A family of deer visit the Landa Park Golf Course on Wednesday evening to graze. Drought conditions are making finding food a challenge for the large white-tailed deer population locally.
New Braunfels residents know deer are as commonplace in Texas as Ford pickups.
They walk through lawns, meander around country roads and often can be found as road kill. Then it comes as no surprise that deer, like other animals, are being affected by this year’s drought.
“It’s been a tough year for them, much like 2006,” said Mitche Lockwood, Texas Parks and Wildlife White Tailed Deer Program Leader. “Conditions are tough and nutrition is limited.”
Lockwood credits the plentiful rain that the area received in 2007 as limiting the effects of this year’s rain shortage.
“Don’t expect to see a large scale die off, but we probably won’t have as good a fawn crop and antlers will be impacted,” Lockwood said.
How affected deer have been by this year’s drought will be determined when Texas wildife biologists conduct the annual regulatory survey of fawn crops and deer population in a few weeks.
Last year, parks and wildlife marked a 40 percent fawn crop, which means there was fewer than one fawn for every two does. An ideal fawn crop is 100 percent; meaning a one-for-one fawn to doe ratio.
Lockwood said the reason for last year’s low fawn crop, even with a wet summer in 2007, was because many of the fawns counted were conceived during the fall of 2006, when the area was still dry. For there to be a 100 percent fawn crop there must be good weather with plentiful moisture from the fawn’s conception to its gestation period. This year’s crop may not be as high as some expect because of the recent drought.

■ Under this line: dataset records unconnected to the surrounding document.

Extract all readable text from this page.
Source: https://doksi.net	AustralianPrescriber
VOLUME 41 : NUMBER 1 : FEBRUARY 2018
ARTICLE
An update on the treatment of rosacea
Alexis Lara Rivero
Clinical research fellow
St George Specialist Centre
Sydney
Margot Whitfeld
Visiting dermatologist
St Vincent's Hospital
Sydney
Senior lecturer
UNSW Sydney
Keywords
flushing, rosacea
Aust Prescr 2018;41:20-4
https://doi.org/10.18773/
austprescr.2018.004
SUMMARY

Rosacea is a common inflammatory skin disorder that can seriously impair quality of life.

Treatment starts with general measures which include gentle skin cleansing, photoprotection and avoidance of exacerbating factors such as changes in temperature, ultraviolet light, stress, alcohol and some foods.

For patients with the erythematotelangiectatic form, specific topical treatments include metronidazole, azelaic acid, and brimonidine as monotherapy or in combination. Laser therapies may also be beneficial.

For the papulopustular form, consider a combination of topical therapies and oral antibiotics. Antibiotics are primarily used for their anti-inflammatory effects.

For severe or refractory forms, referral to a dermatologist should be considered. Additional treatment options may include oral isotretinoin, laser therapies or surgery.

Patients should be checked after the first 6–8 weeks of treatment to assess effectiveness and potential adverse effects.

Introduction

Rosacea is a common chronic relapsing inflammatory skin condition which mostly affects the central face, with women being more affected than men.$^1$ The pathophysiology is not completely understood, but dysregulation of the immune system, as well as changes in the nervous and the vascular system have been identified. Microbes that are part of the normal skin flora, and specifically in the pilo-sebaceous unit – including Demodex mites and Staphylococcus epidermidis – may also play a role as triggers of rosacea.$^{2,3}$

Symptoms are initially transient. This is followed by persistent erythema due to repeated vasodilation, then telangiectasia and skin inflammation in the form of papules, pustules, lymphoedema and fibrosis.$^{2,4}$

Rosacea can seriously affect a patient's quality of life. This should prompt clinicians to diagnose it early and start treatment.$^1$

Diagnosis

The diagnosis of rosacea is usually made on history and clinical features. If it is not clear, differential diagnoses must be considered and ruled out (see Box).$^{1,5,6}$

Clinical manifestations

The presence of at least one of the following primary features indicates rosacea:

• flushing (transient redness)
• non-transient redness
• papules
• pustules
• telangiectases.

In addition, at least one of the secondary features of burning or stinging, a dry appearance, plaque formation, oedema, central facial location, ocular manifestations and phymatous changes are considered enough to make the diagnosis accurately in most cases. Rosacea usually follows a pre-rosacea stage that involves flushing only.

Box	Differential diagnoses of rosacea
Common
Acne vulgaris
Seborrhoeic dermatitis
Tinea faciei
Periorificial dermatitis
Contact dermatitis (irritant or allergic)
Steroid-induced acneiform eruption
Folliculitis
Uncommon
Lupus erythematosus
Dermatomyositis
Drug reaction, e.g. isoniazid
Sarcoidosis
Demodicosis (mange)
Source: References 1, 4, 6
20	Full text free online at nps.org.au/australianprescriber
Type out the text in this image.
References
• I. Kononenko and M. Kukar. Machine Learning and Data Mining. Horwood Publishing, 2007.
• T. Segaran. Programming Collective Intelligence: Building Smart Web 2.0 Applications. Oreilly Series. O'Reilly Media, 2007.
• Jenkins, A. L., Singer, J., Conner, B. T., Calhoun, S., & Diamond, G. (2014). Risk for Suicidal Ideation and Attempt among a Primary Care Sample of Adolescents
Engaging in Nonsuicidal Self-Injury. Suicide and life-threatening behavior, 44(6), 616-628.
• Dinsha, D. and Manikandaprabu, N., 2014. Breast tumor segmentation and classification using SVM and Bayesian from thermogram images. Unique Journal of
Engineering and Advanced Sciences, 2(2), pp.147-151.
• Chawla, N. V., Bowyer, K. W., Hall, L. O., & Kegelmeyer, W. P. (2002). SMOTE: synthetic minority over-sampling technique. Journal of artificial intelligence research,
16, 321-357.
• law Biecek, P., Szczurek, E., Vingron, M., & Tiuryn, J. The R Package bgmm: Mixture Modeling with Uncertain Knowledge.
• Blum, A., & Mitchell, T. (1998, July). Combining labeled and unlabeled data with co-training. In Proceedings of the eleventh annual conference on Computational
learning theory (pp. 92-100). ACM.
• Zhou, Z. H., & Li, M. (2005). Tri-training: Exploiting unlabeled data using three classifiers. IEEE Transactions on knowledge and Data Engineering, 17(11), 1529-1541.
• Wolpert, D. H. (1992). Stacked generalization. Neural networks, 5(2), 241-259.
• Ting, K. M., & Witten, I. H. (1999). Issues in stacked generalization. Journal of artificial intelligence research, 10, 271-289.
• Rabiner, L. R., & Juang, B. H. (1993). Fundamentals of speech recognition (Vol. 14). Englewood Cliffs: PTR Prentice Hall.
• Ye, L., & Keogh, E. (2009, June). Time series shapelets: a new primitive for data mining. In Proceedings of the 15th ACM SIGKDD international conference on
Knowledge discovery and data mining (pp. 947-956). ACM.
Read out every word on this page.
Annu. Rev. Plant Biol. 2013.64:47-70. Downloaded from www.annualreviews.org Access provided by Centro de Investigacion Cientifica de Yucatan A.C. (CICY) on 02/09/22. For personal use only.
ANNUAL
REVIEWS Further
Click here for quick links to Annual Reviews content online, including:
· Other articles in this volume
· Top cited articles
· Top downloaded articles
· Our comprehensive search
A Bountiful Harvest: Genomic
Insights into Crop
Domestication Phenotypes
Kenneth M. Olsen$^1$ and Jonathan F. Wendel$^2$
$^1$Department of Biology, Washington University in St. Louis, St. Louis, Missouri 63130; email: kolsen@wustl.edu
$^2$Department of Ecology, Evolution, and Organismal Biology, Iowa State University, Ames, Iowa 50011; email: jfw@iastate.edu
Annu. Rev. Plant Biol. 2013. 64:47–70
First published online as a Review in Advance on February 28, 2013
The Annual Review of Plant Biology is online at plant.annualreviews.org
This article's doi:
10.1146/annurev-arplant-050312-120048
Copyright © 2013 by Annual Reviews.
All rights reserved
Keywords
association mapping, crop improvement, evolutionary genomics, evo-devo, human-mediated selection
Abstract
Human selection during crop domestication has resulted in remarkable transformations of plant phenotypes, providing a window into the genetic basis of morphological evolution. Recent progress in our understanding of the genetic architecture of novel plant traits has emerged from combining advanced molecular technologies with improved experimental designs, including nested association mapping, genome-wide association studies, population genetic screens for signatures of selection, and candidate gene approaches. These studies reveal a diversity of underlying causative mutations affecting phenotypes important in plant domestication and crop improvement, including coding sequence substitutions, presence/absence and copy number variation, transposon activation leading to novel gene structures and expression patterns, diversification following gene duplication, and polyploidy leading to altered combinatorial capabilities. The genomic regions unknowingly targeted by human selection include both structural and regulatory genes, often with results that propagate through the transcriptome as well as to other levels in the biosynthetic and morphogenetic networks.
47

Lockwood also said the drought’s effect on deer are not as noticeable because of the increase of private ranch owners successfully managing their ranches wildlife and because of the use of deer feed.
“People know deer are struggling, so they feed them and it compensates for lack of natural nutrition,” Lockwood said.
But people feeding deer are having to contend with higher prices.
Alan Rompel, manager of New Braunfels Feed and Supply, said deer corn prices have risen 80 to 100 percent in the last six months.
“I’d say it has to do with the floods up North and the increase in ethanol production that’s got prices high,” Rompel said.
He said even with high prices, deer corn is still selling.
“The drought’s evened things out,” Rompel said, “we have dry grass and the deer need something to eat, so people buy feed.”
Lockwood says feed as nourishment for deer during a drought has both its positive and negatives.
“Deer won’t die off, but we have to remember that droughts are Mother Nature’s way of keeping populations under control,” Lockwood said.
“We do discourage feeding in suburban areas, because overpopulation in an area can lead to disease being spread among the deer,” he said.